Because our end goal is to add the app on both Google Play and the App Store, we need to find app profiles that are successful on both markets. For instance, a profile that works well for both markets might be a productivity app that makes use of gamification.

## Analysis

Let's begin the analysis by getting a sense of what are the most common genres for each market.

In [195]:
google_genre_index = [1, 9]
apple_genre_index = 12

def freq_table(dataset: list, index: int):
    table = {}
    table_percentage = {}
    for app in dataset:
        if app[index] in table:
            table[app[index]] += 1
        else:
            table[app[index]] = 1

    for genre in table:
        table_percentage[genre] = round(table[genre] / len(dataset) * 100, 2)
    
    return table_percentage

def display_table(dataset, index):
    table = freq_table(dataset, index)
    table_display = []
    for key in table:
        key_val_as_tuple = (table[key], key)
        table_display.append(key_val_as_tuple)

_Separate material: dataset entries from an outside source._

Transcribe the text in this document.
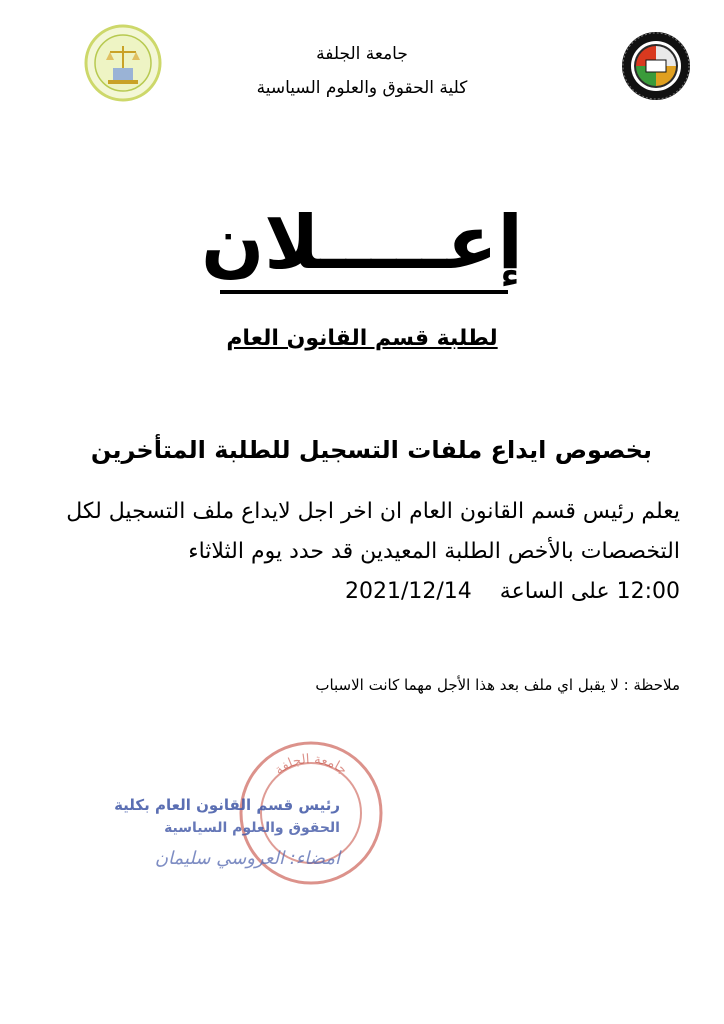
جامعة الجلفة
كلية الحقوق والعلوم السياسية
إعـــــلان
لطلبة قسم القانون العام
بخصوص ايداع ملفات التسجيل للطلبة المتأخرين
يعلم رئيس قسم القانون العام ان اخر اجل لايداع ملف التسجيل لكل التخصصات بالأخص الطلبة المعيدين قد حدد يوم الثلاثاء
2021/12/14 على الساعة 12:00
ملاحظة : لا يقبل اي ملف بعد هذا الأجل مهما كانت الاسباب
جامعة الجلفة
رئيس قسم القانون العام بكلية
الحقوق والعلوم السياسية
امضاء: العروسي سليمان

    table_sorted = sorted(table_display, reverse = True)
    for entry in table_sorted:
        print(entry[1], ':', entry[0])

print('Google by', google_store_header[google_genre_index[0]], '\n')
display_table(google_free_apps, google_genre_index[0])

Google by Category 

FAMILY : 18.9
GAME : 9.73
TOOLS : 8.46
BUSINESS : 4.59
LIFESTYLE : 3.9
PRODUCTIVITY : 3.89
FINANCE : 3.7
MEDICAL : 3.53
SPORTS : 3.4
PERSONALIZATION : 3.32
COMMUNICATION : 3.24
HEALTH_AND_FITNESS : 3.08
PHOTOGRAPHY : 2.94
NEWS_AND_MAGAZINES : 2.8
SOCIAL : 2.66
TRAVEL_AND_LOCAL : 2.34
SHOPPING : 2.25
BOOKS_AND_REFERENCE : 2.14
DATING : 1.86
VIDEO_PLAYERS : 1.79
MAPS_AND_NAVIGATION : 1.4
FOOD_AND_DRINK : 1.24
EDUCATION : 1.16
ENTERTAINMENT : 0.96
LIBRARIES_AND_DEMO : 0.94
AUTO_AND_VEHICLES : 0.93
HOUSE_AND_HOME : 0.82
WEATHER : 0.8
EVENTS : 0.71
PARENTING : 0.65
ART_AND_DESIGN : 0.64
COMICS : 0.62
BEAUTY : 0.6


In [196]:
print('Google by', google_store_header[google_genre_index[1]], '\n')
display_table(google_free_apps, google_genre_index[1])

Google by Genres 

Tools : 8.45
Entertainment : 6.07
Education : 5.35
Business : 4.59
Productivity : 3.89
Lifestyle : 3.89
Finance : 3.7
Medical : 3.53
Sports : 3.46
Personalization : 3.32
Communication : 3.24
Action : 3.1
Health & Fitness : 3.08
Photography : 2.94
News & Magazines : 2.8
Social : 2.66
Travel & Local : 2.32
Shopping : 2.25
Books & Reference : 2.14
Simulation : 2.04
Dating : 1.86
Arcade : 1.85
Video Players & Editors : 1.77
Casual : 1.76
Maps & Navigation : 1.4
Food & Drink : 1.24
Puzzle : 1.13
Racing : 0.99
Role Playing : 0.94
Libraries & Demo : 0.94
Auto & Vehicles : 0.93
Strategy : 0.9
House & Home : 0.82
Weather : 0.8
Events : 0.71
Adventure : 0.68
Comics : 0.61
Beauty : 0.6
Art & Design : 0.6
Parenting : 0.5
Card : 0.45
Casino : 0.43
Trivia : 0.42
Educational;Education : 0.39
Board : 0.38
Educational : 0.37
Education;Education : 0.34
Word : 0.26
Casual;Pretend Play : 0.24
Music : 0.2
Racing;Action & Adventure : 0.17
Puzzle;Brain Games : 0.17
Entertainment;Music & Vi

In [197]:
print('Apple by', apple_store_header[apple_genre_index], '\n')
display_table(apple_free_apps, apple_genre_index)

Apple by prime_genre 

Games : 58.16
Entertainment : 7.88
Photo & Video : 4.97
Education : 3.66
Social Networking : 3.29
Shopping : 2.61
Utilities : 2.51
Sports : 2.14
Music : 2.05
Health & Fitness : 2.02
Productivity : 1.74
Lifestyle : 1.58
News : 1.33
Travel : 1.24
Finance : 1.12
Weather : 0.87
Food & Drink : 0.81
Reference : 0.56
Business : 0.53
Book : 0.43
Navigation : 0.19
Medical : 0.19
Catalogs : 0.12


The frequency tables we analyzed showed that the App Store is dominated by apps designed for fun, while Google Play shows a more balanced landscape of both practical and fun apps. Now, I'd like to get an idea about the kind of apps with the most users.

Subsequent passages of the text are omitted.